From the end of the party conventions through election day, our research team at the Shorenstein Center studied the campaign coverage on five television networks and in five major newspapers. What we found is that the news media had a strong bias toward negative coverage and didn't make a concerted effort to explain the relative magnitude of the allegations leveled at the two candidates.
Clinton's single source of "good press" during the general election was the horse race. She led in the polls during nearly the whole period, which brought her favorable coverage.
Aside from that, there was no good news to be had for Clinton. Stories about her personal traits portrayed her as overly cautious and guarded and ran 3 to 1 negative. News reports on her policy positions trended negative by a ratio of 4 to 1. Everything from her position on healthcare to her position on trade was criticized, often in the form of an attack by Trump.
Even Clinton's record of public service, which might have been a source of positive press, turned out not to be. News reports on that topic were 62% negative to 38% positive, with Trump having a larger voice than Clinton did in defining the essence of her career. He was quoted widely as saying, "She's been there 30 years and has nothing to show for it."
Journalists couldn't get enough of the various controversies that bedeviled Clinton — her private server, Benghazi and the like. There was no week in which they accounted for less than 7% of her coverage and, in the campaign's final week, they constituted more than a third of her coverage.
News reports on these controversies ran 19 to 1 negative over positive. Was Clinton's merging of her personal and official emails, which had also been the practice of other top officials, an egregious and possibly disqualifying error of judgment? The question went unanswered, as journalists focused instead on the toll the scandals were taking on her support and on the "Lock her up" chant that resounded at Trump rallies.
Clinton's alleged scandals accounted for 16% of her coverage, and were mentioned 16 times as much as her most heavily covered policy stand — her position on trade. It too was hammered in the news — 16 to 1 negative, with the attacks coming from Trump and Sen. Bernie Sanders supporters alike. Rarely in the news was she given the time or space to voice her side of the issue.
Journalists covered the campaign without difference or discrimination. Judging from the amount of negative coverage they received, there was not a dime's worth of difference between the Clinton Foundation and the Trump Foundation. By the same scale, Clinton's emails ranked far ahead of Trump's treatment of women, his tax returns, his business dealings or his remarks about Muslims.

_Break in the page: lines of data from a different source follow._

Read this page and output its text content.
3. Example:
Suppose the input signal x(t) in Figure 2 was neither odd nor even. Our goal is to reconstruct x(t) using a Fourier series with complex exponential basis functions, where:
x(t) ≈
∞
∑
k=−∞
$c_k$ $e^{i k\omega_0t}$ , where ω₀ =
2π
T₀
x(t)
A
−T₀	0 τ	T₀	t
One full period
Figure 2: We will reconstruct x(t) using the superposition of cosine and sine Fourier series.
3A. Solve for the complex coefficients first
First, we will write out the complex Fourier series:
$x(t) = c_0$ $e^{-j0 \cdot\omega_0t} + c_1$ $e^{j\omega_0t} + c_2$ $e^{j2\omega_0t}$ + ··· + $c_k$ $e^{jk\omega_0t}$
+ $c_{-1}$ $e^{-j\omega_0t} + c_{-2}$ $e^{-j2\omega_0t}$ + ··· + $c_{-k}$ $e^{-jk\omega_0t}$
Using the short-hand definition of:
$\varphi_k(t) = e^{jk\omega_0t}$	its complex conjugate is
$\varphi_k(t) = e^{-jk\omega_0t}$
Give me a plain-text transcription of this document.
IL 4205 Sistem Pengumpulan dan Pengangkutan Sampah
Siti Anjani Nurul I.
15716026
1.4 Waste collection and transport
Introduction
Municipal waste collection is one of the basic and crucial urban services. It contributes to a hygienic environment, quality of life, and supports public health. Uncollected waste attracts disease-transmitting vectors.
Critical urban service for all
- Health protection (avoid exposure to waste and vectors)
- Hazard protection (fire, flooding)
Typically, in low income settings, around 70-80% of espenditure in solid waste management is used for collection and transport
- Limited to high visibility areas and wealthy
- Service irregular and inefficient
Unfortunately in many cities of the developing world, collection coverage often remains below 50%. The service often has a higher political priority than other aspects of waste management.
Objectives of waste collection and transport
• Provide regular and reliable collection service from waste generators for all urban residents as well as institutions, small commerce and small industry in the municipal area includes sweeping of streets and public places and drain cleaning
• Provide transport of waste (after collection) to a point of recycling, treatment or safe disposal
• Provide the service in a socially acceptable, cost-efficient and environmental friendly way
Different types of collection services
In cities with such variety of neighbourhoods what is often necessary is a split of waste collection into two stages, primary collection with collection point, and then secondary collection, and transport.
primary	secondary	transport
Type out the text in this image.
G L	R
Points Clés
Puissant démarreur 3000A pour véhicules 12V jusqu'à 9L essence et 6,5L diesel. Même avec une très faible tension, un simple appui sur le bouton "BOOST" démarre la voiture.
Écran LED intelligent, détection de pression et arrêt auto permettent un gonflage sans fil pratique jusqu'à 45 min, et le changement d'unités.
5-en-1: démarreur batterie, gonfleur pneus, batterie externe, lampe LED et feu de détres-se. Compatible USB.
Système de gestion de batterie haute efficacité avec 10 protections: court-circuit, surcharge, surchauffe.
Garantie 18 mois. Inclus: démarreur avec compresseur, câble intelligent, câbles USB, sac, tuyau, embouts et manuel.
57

Journalists like to say that they've never seen an election like this one. In a sense, that's true. But in terms of the pattern of news coverage, it was business as usual. Lots of horse race, lots of controversy, very little attention to the candidates' platforms. And tons of negativity.
Research studies indicate that the last time the two major-party nominees received on balance more positive coverage than negative coverage was 1984, when Ronald Reagan and Walter Mondale faced off. As political scientist Michael Robinson wrote, the news media seem to have taken some motherly advice and turned it on its head. "If you don't have anything bad to say about someone, don't say anything at all."
Journalists defend themselves by saying they bash both sides. True enough. But indiscriminate criticism has the effect of false equivalencies. If the press historically has helped citizens recognize the difference between the earnest politician and the pretender, that function has been lost in the media feeding frenzies that take place around even tiny transgressions.
Were the allegations surrounding Clinton of the same order of magnitude as those surrounding Trump? Don't look to the news for the answer to that question. Journalists reported all the ugly stuff they could find, and left it to the voters to decide what to make of it. Large numbers of voters concluded that the candidates were equally bad.
Thomas E. Patterson is the Bradlee Professor of Government and the Press at the Harvard Kennedy School.